Modis designed and implemented this solution in early 2021.

The Solution

Modis implemented Amazon Elasticsearch managed service in conjunction with a number of other AWS services for log ingestion. To provide a Single Sign On capability, AWS SSO and Fine-grained Access Control with SAML Authentication was implemented in Amazon Elasticsearch. This solution uses existing Active Directory groups and maps those to fine grained permissions in the Elasticsearch domain.

The architecture is illustrated as follows:

In AWS SSO, Applications for Kibana are configured per environment and the SAML metadata for these applications are exported and stored in Secrets Manger for use during deployment. The steps are somewhat manual due to the limited functionality available in the CLI for the AWS SSO service.

The Applications are configured using the Idp-initiated URLs for each Elasticsearch domain, which allows the SSO landing page to be used as the point of entry for users.

AttributeValue
Application ACS URLhttps://domain_endpoint/_plugin/kibana/_opendistro/_security/saml/acs/idpinitiated
Application SAML audiencehttps://domain_endpoint

A specific set of mappings are defined to enable username, email address and Active Directory groups to be included in the SAML assertion.

A specific set of mappings are defined to enable username, email address and Active Directory groups to be included in the SAML assertion.
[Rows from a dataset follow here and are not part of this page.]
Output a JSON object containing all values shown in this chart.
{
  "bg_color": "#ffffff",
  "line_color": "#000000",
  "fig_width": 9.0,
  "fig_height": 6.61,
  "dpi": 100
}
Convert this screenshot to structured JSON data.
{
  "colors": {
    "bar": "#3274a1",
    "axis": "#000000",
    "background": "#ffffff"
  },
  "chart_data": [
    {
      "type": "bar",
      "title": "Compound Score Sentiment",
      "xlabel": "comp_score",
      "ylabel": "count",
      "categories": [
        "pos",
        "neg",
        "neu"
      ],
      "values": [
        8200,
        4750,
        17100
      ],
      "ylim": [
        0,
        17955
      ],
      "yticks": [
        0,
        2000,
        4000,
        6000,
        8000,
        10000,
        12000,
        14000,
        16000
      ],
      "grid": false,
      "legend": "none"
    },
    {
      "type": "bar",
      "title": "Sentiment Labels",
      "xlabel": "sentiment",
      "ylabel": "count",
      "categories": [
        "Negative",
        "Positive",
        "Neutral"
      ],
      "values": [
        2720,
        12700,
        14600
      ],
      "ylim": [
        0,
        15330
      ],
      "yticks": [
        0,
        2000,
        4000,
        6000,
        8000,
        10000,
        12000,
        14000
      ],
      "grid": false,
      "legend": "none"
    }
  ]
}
The Elasticsearch domain has VPC access enabled and is therefore only accessible from within the VPC and over Direct Connect. As such there is less emphasis on the Access Policy, which is permissive, with the focus instead on the use of Fine-Grained Access control and SAML authentication. SAML authentication imports the metadata from AWS SSO and the backend roles are mapped from an attribute in the SAML assertion:

The roles in AWS SSO are mapped as “backend roles” for the required Elasticsearch roles:

Backend Role Elasticsearch Role/s
Developer read_only, kibana_user
Administrator security_manager, kibana_user, admin_access
Support read_only, kibana_user
Release read_only, kibana_user

Configuration of authentication in the Elasticsearch domain is done using the REST API, as are Tenants, visualizations, dashboards and the roles and permission that enable users to access them. Once of the principles of the solution was to automate as much of deployment as possible and security is no exception.

It is worthwhile noting that a current limitation using AWS SSO is that the groups mapped through as part of the SAML assertion is a UUID, rather than a named group. While this does not impact functionality, the use of ids is not as clean as a named role. As the AWS SSO managed service matures, there is an expectation that this will change, and the solution will be refined.

The Outcome

The Single Sign-On landing page is used to access Kibana in all environments, in addition to AWS accounts. The landing pages provides a centralized location for which to access all SSO integrated workloads, which is likely to be extended in the future.

The application in AWS SSO redirects to the organisation login page and after successful authentication, the user is logged into Kibana.

The roles for the logged in user present the assigned permissions, and associated backend roles.

This solution provides the customer with a managed service that will be maintained over time.